Combat overall is rather disappointing but, the fighting mechanics not the centre piece of Smoke and Sacrifice.
Smoke and Sacrifice is built around a crafting/survival system that sees you crafting your own weapons, gear and restorative items for use. These weapons eventually break and that makes you need to build new ones. Upgrading them makes them last longer but requires fixative powders or other items to keep them in top form.
Now, this was an annoyance in Breath of the Wild because you always seemed to burn through your equipment and then have to spend ages running around grabbing new gear before continuing to explore a dungeon or whatever. In Smoke and Sanctuary, this is much less of a concern as you can just craft a new weapon then and there and the game pauses while you’re in a menu anyway so it really isn’t a problem.
The problem is that it just feels odd. I don’t like having to worry about the durability of my weapons and whether or not I need to repair it before I finish a fight. Fixative powders and Resin Glues are quite easy to craft so it’s not a huge concern but it’s still a niggling thing in the back of your head. In a combat system that already feels clunky, the last thing you need is to break the flow by making me open a menu to repair my club mid-fight.
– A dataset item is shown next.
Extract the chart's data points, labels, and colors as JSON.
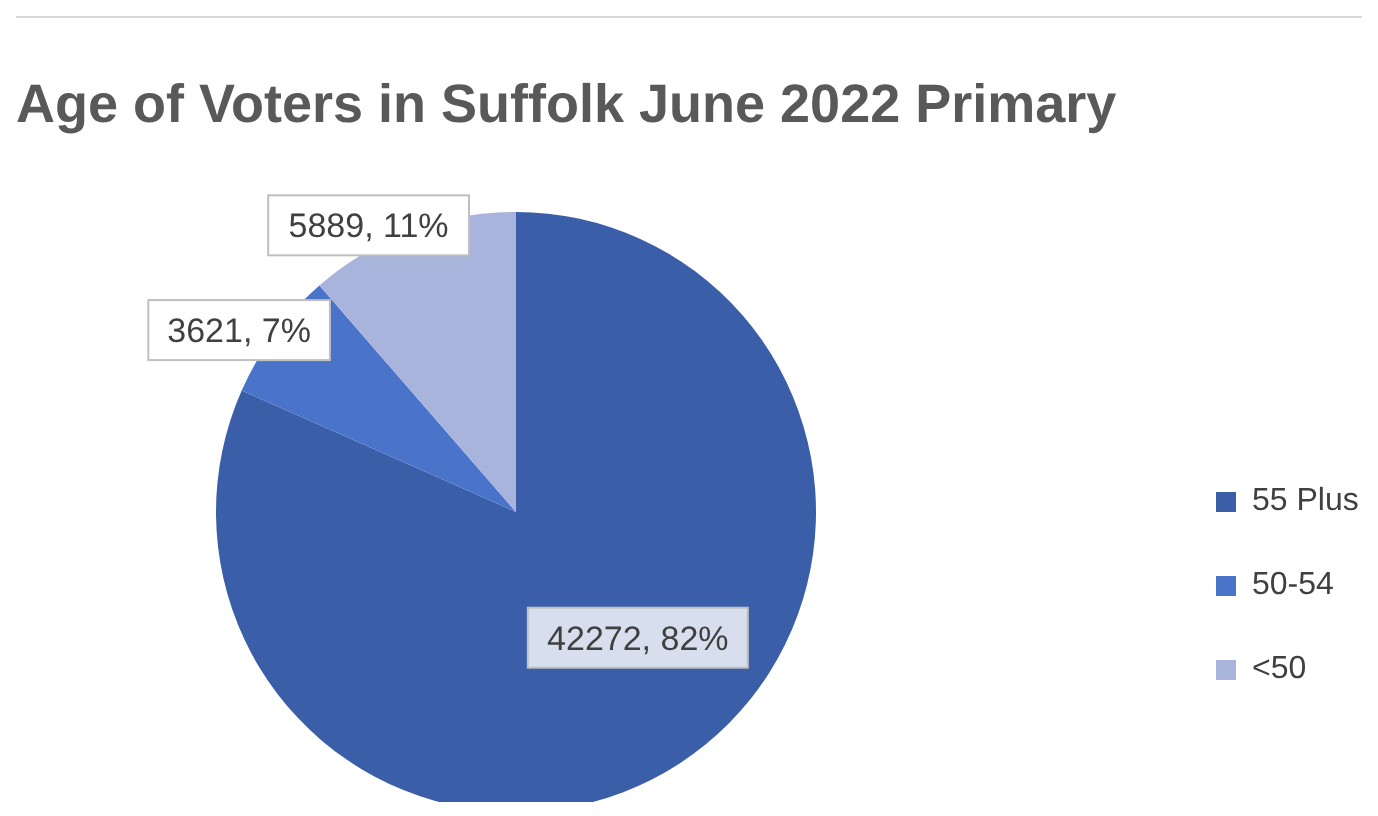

Smoke and Sacrifice as a whole is a lot of fun. I found most of my enjoyment came from running around the different environments and exploring. The challenges of survival were enough to be just that, challenging, but not overly taxing. I spent hours just running around mashing up monsters and collecting resources.
Smoke and Sacrifice is by no means a lengthy play, but if you’re a bit of a completionist like myself, then you’ll easily get lost roaming areas to uncover all the map and gather all the resources you can to make all the new recipes and equipment you find. I often found myself thinking “Just a couple more minutes” and being sat there an hour later.
Visually Smoke and Sacrifice strikes as a little odd at first, but once you leave the overworld and are exposed to the noxious smoke-filled underworld it grows on you. The effects are nice and the art style is interesting. Occasionally there will be moments when enemies get stuck inside buildings or structures or they don’t fade out quite right as you walk behind them. This is, however, a minor issue compared to how well done the rest of the effects and environment designs are done.
Smoke and Sacrifice is by no means perfect. It has flaws and while they might be glaring hang-ups for some, they’re mildly inconvenient for others. All in all, though, it’s a very charming little title with an intriguing and well-written storyline, coupled with addictive gameplay and nicely detailed environments and design. While it may not be winning any awards it’s certainly a title worth exploring on a quiet weekend.